On the lifetime of node-to-node communication in wireless ad hoc networks

Lifetime of node-to-node communication in a wireless ad hoc network is defined as the duration that two nodes can communicate with each other. Failure of the two nodes or failure of the last available route between them ends their communication. In this paper, we analyze the maximum lifetime of node-to-node communication in static ad hoc networks when alternative routes that keep the two nodes connected to each other are node-disjoint. We target ad hoc networks with random topology modeled as a random geometric graph. The analysis is provided for (1) networks that support automatic repeat request (ARQ) at the medium access control level and (2) networks that do not support ARQ. On the basis of this analysis, we propose numerical algorithms to predict at each moment of network operation, the maximum duration that two nodes can still communicate with each other. Then, we derive a closed-form expression for the expected value of maximum node-to-node communication lifetime in the network. As a byproduct of our analysis, we also derive upper and lower bounds on the lifetime of node-disjoint routes in static ad hoc networks. We verify the accuracy of our analysis using extensive simulation studies.
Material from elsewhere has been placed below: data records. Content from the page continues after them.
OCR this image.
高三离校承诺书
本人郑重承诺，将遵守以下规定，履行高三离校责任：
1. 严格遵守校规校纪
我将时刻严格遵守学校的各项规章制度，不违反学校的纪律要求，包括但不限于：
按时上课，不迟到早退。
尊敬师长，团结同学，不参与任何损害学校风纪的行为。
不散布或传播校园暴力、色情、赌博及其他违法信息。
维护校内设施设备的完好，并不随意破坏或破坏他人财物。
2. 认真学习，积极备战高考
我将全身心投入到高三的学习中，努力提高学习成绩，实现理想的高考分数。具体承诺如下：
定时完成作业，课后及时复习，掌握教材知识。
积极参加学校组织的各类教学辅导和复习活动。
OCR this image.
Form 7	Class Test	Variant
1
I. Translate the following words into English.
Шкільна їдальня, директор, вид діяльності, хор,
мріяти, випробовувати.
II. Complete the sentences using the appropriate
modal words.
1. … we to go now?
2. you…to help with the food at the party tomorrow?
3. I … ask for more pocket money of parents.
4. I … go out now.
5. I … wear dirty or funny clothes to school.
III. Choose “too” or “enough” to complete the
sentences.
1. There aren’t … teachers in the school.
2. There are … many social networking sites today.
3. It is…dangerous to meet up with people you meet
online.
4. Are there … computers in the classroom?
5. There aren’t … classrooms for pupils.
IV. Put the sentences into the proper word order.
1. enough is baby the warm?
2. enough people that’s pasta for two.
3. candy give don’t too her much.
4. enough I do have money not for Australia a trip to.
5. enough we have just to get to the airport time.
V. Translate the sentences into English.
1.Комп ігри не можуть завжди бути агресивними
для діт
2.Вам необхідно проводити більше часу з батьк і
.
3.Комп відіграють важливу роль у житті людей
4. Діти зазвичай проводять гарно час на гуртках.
Performance evaluation of power-aware routing algorithms in Personal Networks

Personal Networks (PN) is a concept in the area of modern communication networks in which devices belonging to a person cooperate to offer services to the person regardless of their geographical locations. A PN may consist of several ad-hoc sub-networks (or clusters) which are interconnected through infrastructure networks such as the Internet. Failure of personal devices due to battery shortage is one of the main threads for service availability in PNs. Power-aware routing (PAR) has been proposed as an effective scheme to prolong the lifetime of battery-operated nodes in wireless ad-hoc networks. This scheme, however, could be utilized in PNs as well, since a PN cluster can be modeled as a wireless ad-hoc network. Aiming at prolonging the lifetime of nodes in PNs, in this paper we propose a PAR algorithm for PNs and we evaluate and compare its performance with the performance of other PAR algorithms proposed so-far for wireless ad-hoc networks. We analyze the effect of node density, routing overhead, heterogeneity of PN nodes in terms of their power supplies, and communication pattern within PN clusters on the performance of the PAR algorithms. Taking into account various parameters, we show that in a PN environment, our proposed scheme can profoundly extend the lifetime of PN nodes compared to the other algorithms. We also show that there can be an optimal value for route refresh interval, as a parameter which affects the generated routing overhead, and the node density of PN clusters, in such a way that the network lifetime is maximized.

Minimum energy cost reliable routing in ad hoc wireless networks

Energy-aware routing is an effective way to extend the operational lifetime of wireless ad hoc networks. In this paper, we propose a new energy-aware routing scheme called Reliable Minimum Energy Cost Routing (RMECR). RMECR finds routes which require least amount of energy for reliable packet transfer in ad hoc networks. It defines the energy cost of packet forwarding by a node as the fraction of remaining battery energy which is consumed by a node to forward a packet. This includes the energy consumed for retransmission of the packet as well, when the packet or its acknowledgment is lost. We show that RMECR can effectively reduce the energy consumption of nodes and balance the traffic load among them. Furthermore, RMECR is able to find reliable routes, in which constituent links require less number of packet retransmissions due to packet loss. This in turn decreases the latency of packet delivery and saves energy as well.